The main Books and Manuscripts sale at Sotheby's New York yesterday made a total of $2,239,188, with 75 of the 115 lots selling. The top lot was Bob Dylan's lyrics for "The Times They Are A-Changin'", which made $422,500. The first edition presentation copy of Jefferson's Notes on the State of Virginia ([Paris, 1785]) sold for $362,500. An Alberto Giacommetti letter to Marlene Dietrich fetched $266,500 (well over the estimate of $18,000-25,000), while the Second Folio sold for $194,500. The Curtis North American Indian volumes failed to sell, as did the Nuremberg Chronicle, the inscribed copy of A Christmas Carol, and the first edition Book of Mormon.

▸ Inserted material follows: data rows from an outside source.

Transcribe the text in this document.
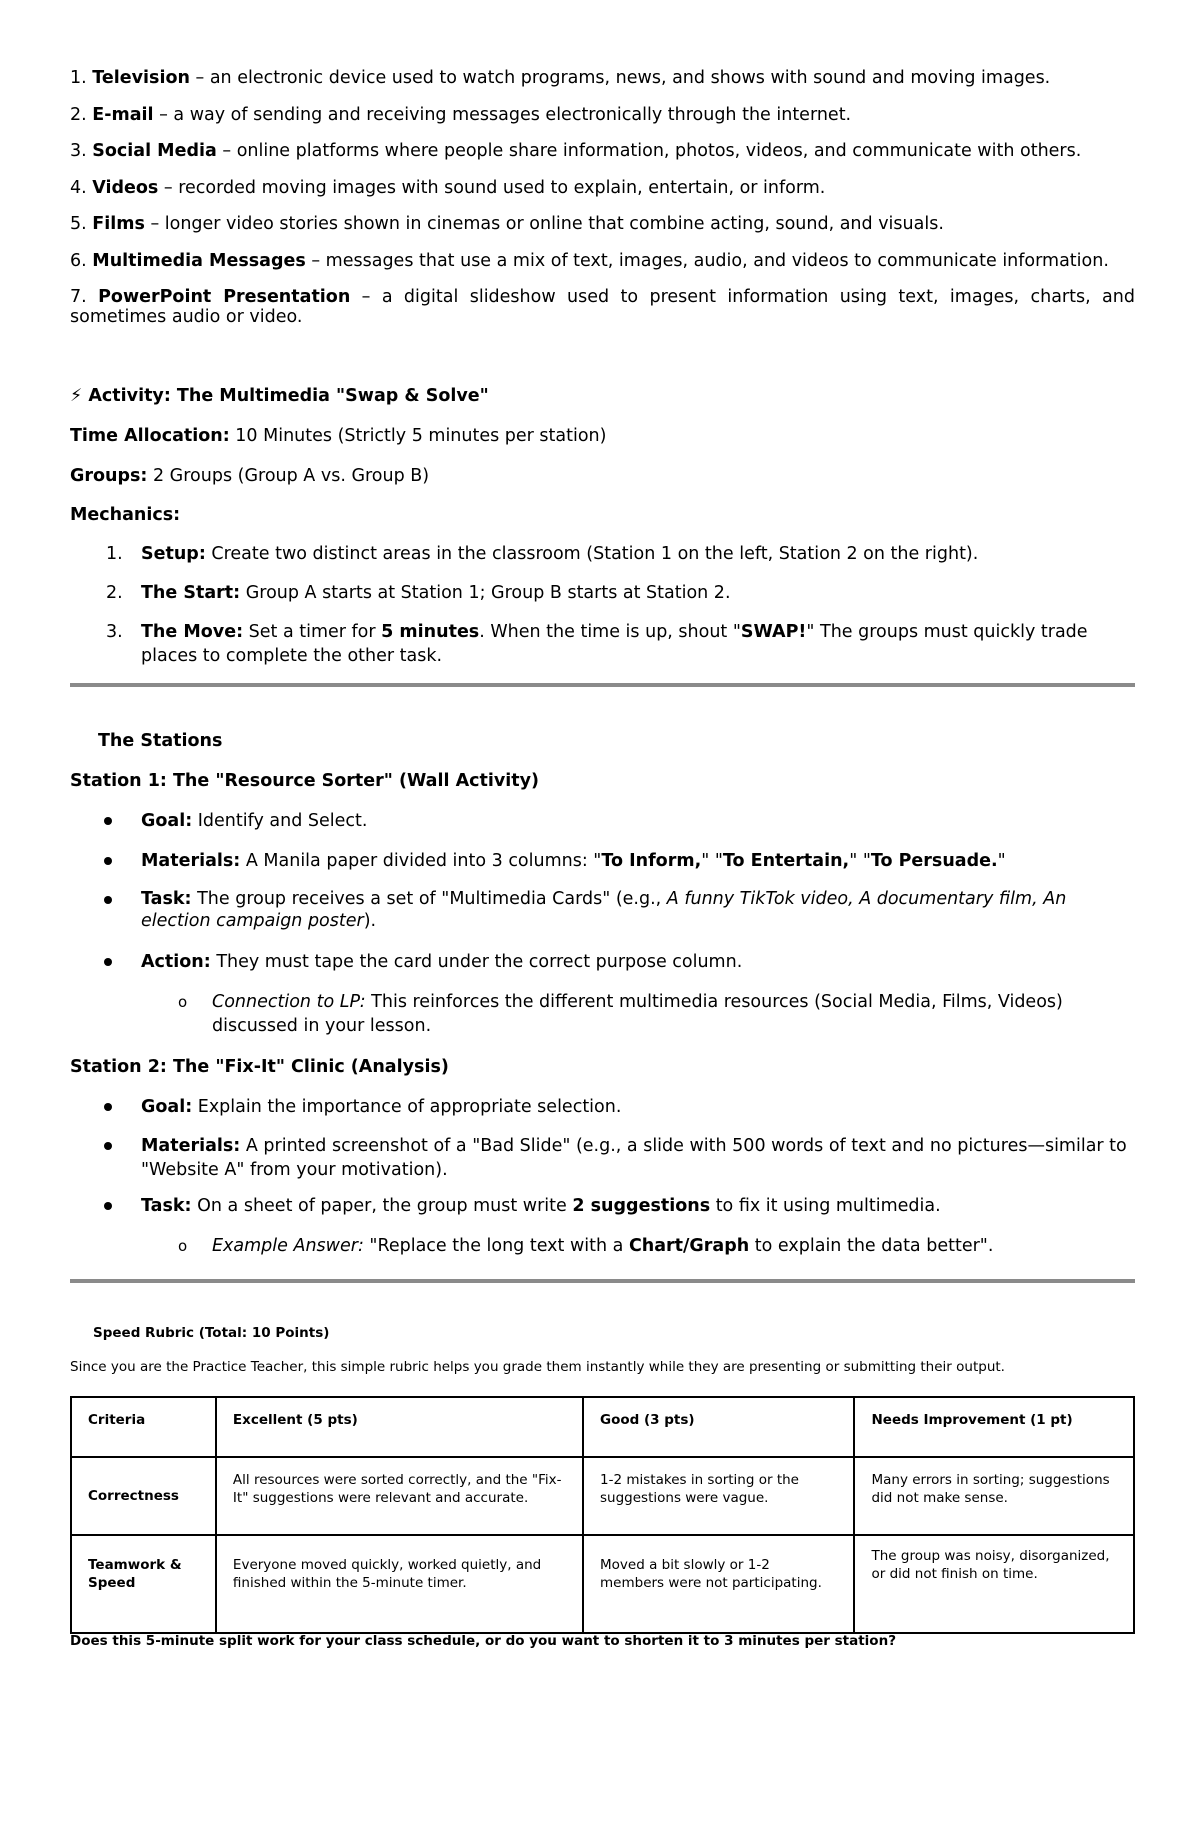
1. Television – an electronic device used to watch programs, news, and shows with sound and moving images.

2. E-mail – a way of sending and receiving messages electronically through the internet.

3. Social Media – online platforms where people share information, photos, videos, and communicate with others.

4. Videos – recorded moving images with sound used to explain, entertain, or inform.

5. Films – longer video stories shown in cinemas or online that combine acting, sound, and visuals.

6. Multimedia Messages – messages that use a mix of text, images, audio, and videos to communicate information.

7. PowerPoint Presentation – a digital slideshow used to present information using text, images, charts, and sometimes audio or video.

⚡ Activity: The Multimedia "Swap & Solve"

Time Allocation: 10 Minutes (Strictly 5 minutes per station)

Groups: 2 Groups (Group A vs. Group B)

Mechanics:

1. Setup: Create two distinct areas in the classroom (Station 1 on the left, Station 2 on the right).
2. The Start: Group A starts at Station 1; Group B starts at Station 2.
3. The Move: Set a timer for 5 minutes. When the time is up, shout "SWAP!" The groups must quickly trade places to complete the other task.

The Stations

Station 1: The "Resource Sorter" (Wall Activity)

Goal: Identify and Select.
Materials: A Manila paper divided into 3 columns: "To Inform," "To Entertain," "To Persuade."
Task: The group receives a set of "Multimedia Cards" (e.g., A funny TikTok video, A documentary film, An election campaign poster).
Action: They must tape the card under the correct purpose column.
o Connection to LP: This reinforces the different multimedia resources (Social Media, Films, Videos) discussed in your lesson.

Station 2: The "Fix-It" Clinic (Analysis)

Goal: Explain the importance of appropriate selection.
Materials: A printed screenshot of a "Bad Slide" (e.g., a slide with 500 words of text and no pictures—similar to "Website A" from your motivation).
Task: On a sheet of paper, the group must write 2 suggestions to fix it using multimedia.
o Example Answer: "Replace the long text with a Chart/Graph to explain the data better".

Speed Rubric (Total: 10 Points)

Since you are the Practice Teacher, this simple rubric helps you grade them instantly while they are presenting or submitting their output.

Criteria	Excellent (5 pts)	Good (3 pts)	Needs Improvement (1 pt)
Correctness	All resources were sorted correctly, and the "Fix-It" suggestions were relevant and accurate.	1-2 mistakes in sorting or the suggestions were vague.	Many errors in sorting; suggestions did not make sense.
Teamwork & Speed	Everyone moved quickly, worked quietly, and finished within the 5-minute timer.	Moved a bit slowly or 1-2 members were not participating.	The group was noisy, disorganized, or did not finish on time.

Does this 5-minute split work for your class schedule, or do you want to shorten it to 3 minutes per station?
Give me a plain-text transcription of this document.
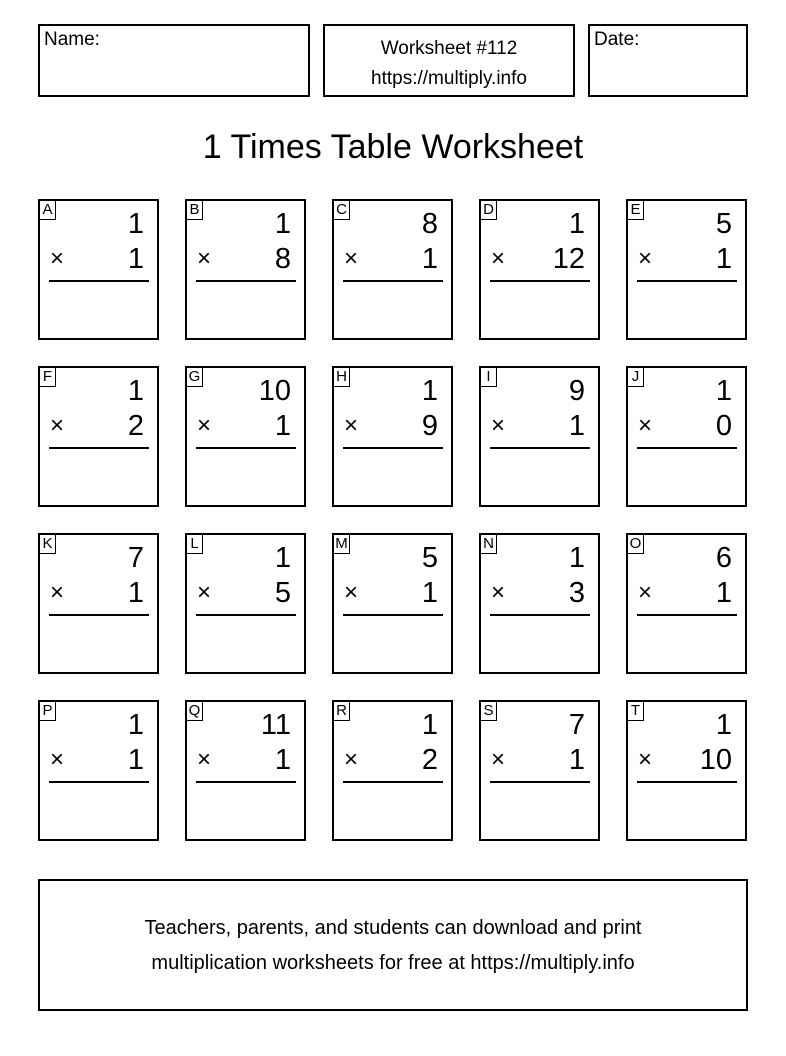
Name:	Worksheet #112
https://multiply.info
Date:
1 Times Table Worksheet
A	1
× 1
B	1
× 8
C	8
× 1
D	1
× 12
E	5
× 1
F	1
× 2
G 10
× 1
H	1
× 9
I	9
× 1
J	1
× 0
K	7
× 1
L	1
× 5
M	5
× 1
N	1
× 3
O	6
× 1
P	1
× 1
Q 11
× 1
R	1
× 2
S	7
× 1
T	1
× 10
Teachers, parents, and students can download and print
multiplication worksheets for free at https://multiply.info
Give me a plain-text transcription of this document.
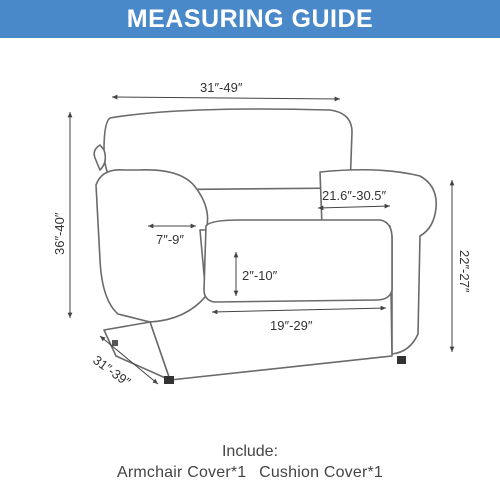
MEASURING GUIDE
31″-49″
36″-40″
21.6″-30.5″
7″-9″
2″-10″
19″-29″
31″-39″
22″-27″
Include:
Armchair Cover*1 Cushion Cover*1
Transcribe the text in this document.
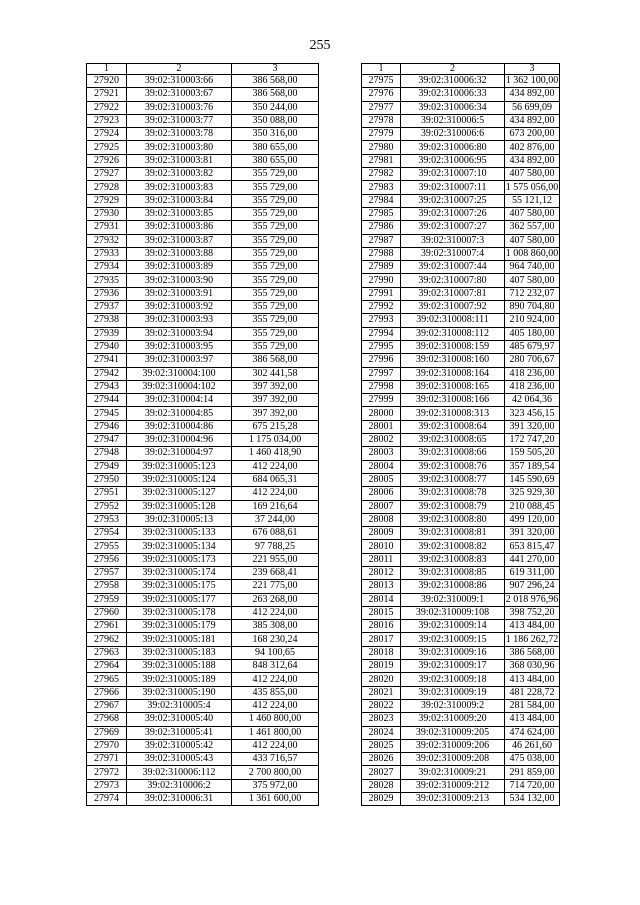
255
1	2	3
27920	39:02:310003:66	386 568,00
27921	39:02:310003:67	386 568,00
27922	39:02:310003:76	350 244,00
27923	39:02:310003:77	350 088,00
27924	39:02:310003:78	350 316,00
27925	39:02:310003:80	380 655,00
27926	39:02:310003:81	380 655,00
27927	39:02:310003:82	355 729,00
27928	39:02:310003:83	355 729,00
27929	39:02:310003:84	355 729,00
27930	39:02:310003:85	355 729,00
27931	39:02:310003:86	355 729,00
27932	39:02:310003:87	355 729,00
27933	39:02:310003:88	355 729,00
27934	39:02:310003:89	355 729,00
27935	39:02:310003:90	355 729,00
27936	39:02:310003:91	355 729,00
27937	39:02:310003:92	355 729,00
27938	39:02:310003:93	355 729,00
27939	39:02:310003:94	355 729,00
27940	39:02:310003:95	355 729,00
27941	39:02:310003:97	386 568,00
27942	39:02:310004:100	302 441,58
27943	39:02:310004:102	397 392,00
27944	39:02:310004:14	397 392,00
27945	39:02:310004:85	397 392,00
27946	39:02:310004:86	675 215,28
27947	39:02:310004:96	1 175 034,00
27948	39:02:310004:97	1 460 418,90
27949	39:02:310005:123	412 224,00
27950	39:02:310005:124	684 065,31
27951	39:02:310005:127	412 224,00
27952	39:02:310005:128	169 216,64
27953	39:02:310005:13	37 244,00
27954	39:02:310005:133	676 088,61
27955	39:02:310005:134	97 788,25
27956	39:02:310005:173	221 955,00
27957	39:02:310005:174	239 668,41
27958	39:02:310005:175	221 775,00
27959	39:02:310005:177	263 268,00
27960	39:02:310005:178	412 224,00
27961	39:02:310005:179	385 308,00
27962	39:02:310005:181	168 230,24
27963	39:02:310005:183	94 100,65
27964	39:02:310005:188	848 312,64
27965	39:02:310005:189	412 224,00
27966	39:02:310005:190	435 855,00
27967	39:02:310005:4	412 224,00
27968	39:02:310005:40	1 460 800,00
27969	39:02:310005:41	1 461 800,00
27970	39:02:310005:42	412 224,00
27971	39:02:310005:43	433 716,57
27972	39:02:310006:112	2 700 800,00
27973	39:02:310006:2	375 972,00
27974	39:02:310006:31	1 361 600,00
1	2	3
27975	39:02:310006:32	1 362 100,00
27976	39:02:310006:33	434 892,00
27977	39:02:310006:34	56 699,09
27978	39:02:310006:5	434 892,00
27979	39:02:310006:6	673 200,00
27980	39:02:310006:80	402 876,00
27981	39:02:310006:95	434 892,00
27982	39:02:310007:10	407 580,00
27983	39:02:310007:11	1 575 056,00
27984	39:02:310007:25	55 121,12
27985	39:02:310007:26	407 580,00
27986	39:02:310007:27	362 557,00
27987	39:02:310007:3	407 580,00
27988	39:02:310007:4	1 008 860,00
27989	39:02:310007:44	964 740,00
27990	39:02:310007:80	407 580,00
27991	39:02:310007:81	712 232,07
27992	39:02:310007:92	890 704,80
27993	39:02:310008:111	210 924,00
27994	39:02:310008:112	405 180,00
27995	39:02:310008:159	485 679,97
27996	39:02:310008:160	280 706,67
27997	39:02:310008:164	418 236,00
27998	39:02:310008:165	418 236,00
27999	39:02:310008:166	42 064,36
28000	39:02:310008:313	323 456,15
28001	39:02:310008:64	391 320,00
28002	39:02:310008:65	172 747,20
28003	39:02:310008:66	159 505,20
28004	39:02:310008:76	357 189,54
28005	39:02:310008:77	145 590,69
28006	39:02:310008:78	325 929,30
28007	39:02:310008:79	210 088,45
28008	39:02:310008:80	499 120,00
28009	39:02:310008:81	391 320,00
28010	39:02:310008:82	653 815,47
28011	39:02:310008:83	441 270,00
28012	39:02:310008:85	619 311,00
28013	39:02:310008:86	907 296,24
28014	39:02:310009:1	2 018 976,96
28015	39:02:310009:108	398 752,20
28016	39:02:310009:14	413 484,00
28017	39:02:310009:15	1 186 262,72
28018	39:02:310009:16	386 568,00
28019	39:02:310009:17	368 030,96
28020	39:02:310009:18	413 484,00
28021	39:02:310009:19	481 228,72
28022	39:02:310009:2	281 584,00
28023	39:02:310009:20	413 484,00
28024	39:02:310009:205	474 624,00
28025	39:02:310009:206	46 261,60
28026	39:02:310009:208	475 038,00
28027	39:02:310009:21	291 859,00
28028	39:02:310009:212	714 720,00
28029	39:02:310009:213	534 132,00
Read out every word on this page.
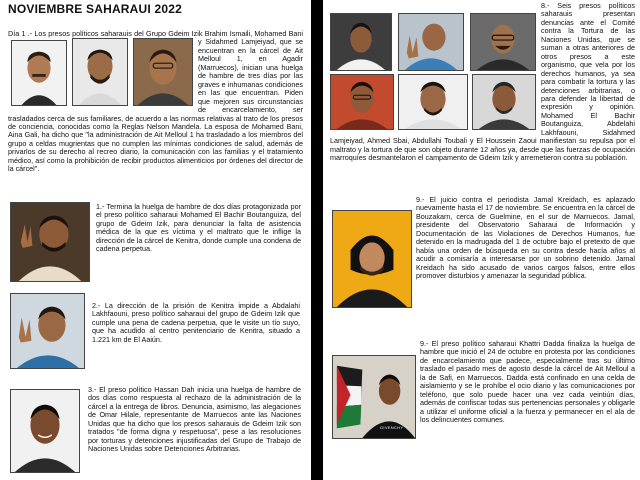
NOVIEMBRE SAHARAUI 2022

Día 1 .- Los presos políticos saharauis del Grupo Gdeim Izik Brahim Ismaili, Mohamed Bani y Sidahmed Lamjeiyad, que se encuentran en la cárcel de Ait Melloul 1, en Agadir (Marruecos), inician una huelga de hambre de tres días por las graves e inhumanas condiciones en las que encuentran. Piden que mejoren sus circunstancias de encarcelamiento, ser trasladados cerca de sus familiares, de acuerdo a las normas relativas al trato de los presos de conciencia, conocidas como la Reglas Nelson Mandela. La esposa de Mohamed Bani, Aina Gali, ha dicho que "la administración de Ait Melloul 1 ha trasladado a los miembros del grupo a celdas mugrientas que no cumplen las mínimas condiciones de salud, además de privarlos de su derecho al recreo diario, la comunicación con las familias y el tratamiento médico, así como la prohibición de recibir productos alimenticios por órdenes del director de la cárcel".

1.- Termina la huelga de hambre de dos días protagonizada por el preso político saharaui Mohamed El Bachir Boutanguiza, del grupo de Gdeim Izik, para denunciar la falta de asistencia médica de la que es víctima y el maltrato que le inflige la dirección de la cárcel de Kenitra, donde cumple una condena de cadena perpetua.

2.- La dirección de la prisión de Kenitra impide a Abdalahi Lakhfaouni, preso político saharaui del grupo de Gdeim Izik que cumple una pena de cadena perpetua, que le visite un tío suyo, que ha acudido al centro penitenciario de Kenitra, situado a 1.221 km de El Aaiún.

3.- El preso político Hassan Dah inicia una huelga de hambre de dos días como respuesta al rechazo de la administración de la cárcel a la entrega de libros. Denuncia, asimismo, las alegaciones de Omar Hilale, representante de Marruecos ante las Naciones Unidas que ha dicho que los presos saharauis de Gdeim Izik son tratados "de forma digna y respetuosa", pese a las resoluciones por torturas y detenciones injustificadas del Grupo de Trabajo de Naciones Unidas sobre Detenciones Arbitrarias.

8.- Seis presos políticos saharauis presentan denuncias ante el Comité contra la Tortura de las Naciones Unidas, que se suman a otras anteriores de otros presos a este organismo, que vela por los derechos humanos, ya sea para combatir la tortura y las detenciones arbitrarias, o para defender la libertad de expresión y opinión. Mohamed El Bachir Boutanguiza, Abdelahi Lakhfaouni, Sidahmed Lamjeiyad, Ahmed Sbai, Abdullahi Toubali y El Houssein Zaoui manifiestan su repulsa por el maltrato y la tortura de que son objeto durante 12 años ya, desde que las fuerzas de ocupación marroquíes desmantelaron el campamento de Gdeim Izik y arremetieron contra su población.

9.- El juicio contra el periodista Jamal Kreidach, es aplazado nuevamente hasta el 17 de noviembre. Se encuentra en la cárcel de Bouzakarn, cerca de Guelmine, en el sur de Marruecos. Jamal, presidente del Observatorio Saharaui de Información y Documentación de las Violaciones de Derechos Humanos, fue detenido en la madrugada del 1 de octubre bajo el pretexto de que había una orden de búsqueda en su contra desde hacía años al acudir a comisaría a interesarse por un sobrino detenido. Jamal Kreidach ha sido acusado de varios cargos falsos, entre ellos promover disturbios y amenazar la seguridad pública.

GIVENCHY

9.- El preso político saharaui Khattri Dadda finaliza la huelga de hambre que inició el 24 de octubre en protesta por las condiciones de encarcelamiento que padece, especialmente tras su último traslado el pasado mes de agosto desde la cárcel de Ait Melloul a la de Safi, en Marruecos. Dadda está confinado en una celda de aislamiento y se le prohíbe el ocio diario y las comunicaciones por teléfono, que solo puede hacer una vez cada veintiún días, además de confiscar todas sus pertenencias personales y obligarle a utilizar el uniforme oficial a la fuerza y permanecer en el ala de los delincuentes comunes.
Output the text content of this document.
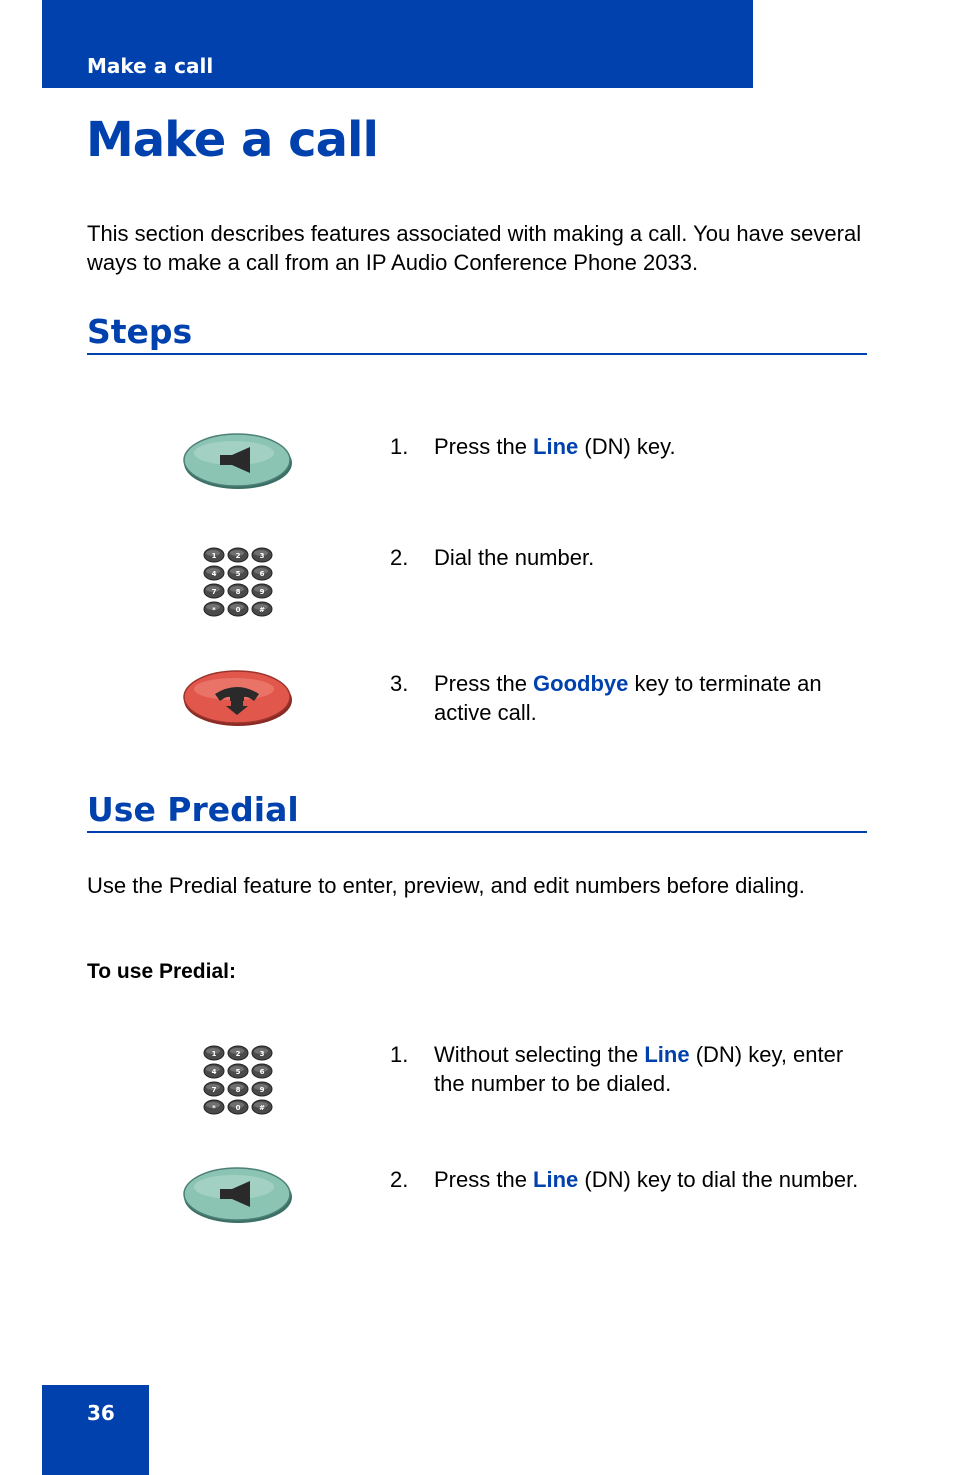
Make a call
Make a call

This section describes features associated with making a call. You have several ways to make a call from an IP Audio Conference Phone 2033.

Steps
1. Press the Line (DN) key.
1	2	3
4	5	6
7	8	9
*	0	#
2. Dial the number.
3. Press the Goodbye key to terminate an active call.
Use Predial

Use the Predial feature to enter, preview, and edit numbers before dialing.

To use Predial:
1	2	3
4	5	6
7	8	9
*	0	#
1. Without selecting the Line (DN) key, enter the number to be dialed.
2. Press the Line (DN) key to dial the number.
36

When it came time for the big single-item sales, however, the bidders were there. "Custer's Last Flag," a guidon from the Little Bighorn battlefield, consigned by the Detroit Institute of Arts, sold for $2,210,500 to an American private collector. Robert F. Kennedy's copy of the Emancipation Proclamation set a new record for a presidential document, fetching $3,778,500. It was purchased by an anonymous telephone bidder.
And then were James Naismith's original typescript rules for the game of basketball, which set a new record for sports memorabilia at auction, making $4,338,500. That lot went to Austin, TX money manager David Booth, a native of Lawrence, KS who hopes to see the rules find a home at the University of Kansas (he says he will challenge the university to "provide a suitable venue"). Proceeds from the sale go to the Naismith International Basketball Foundation, a charity.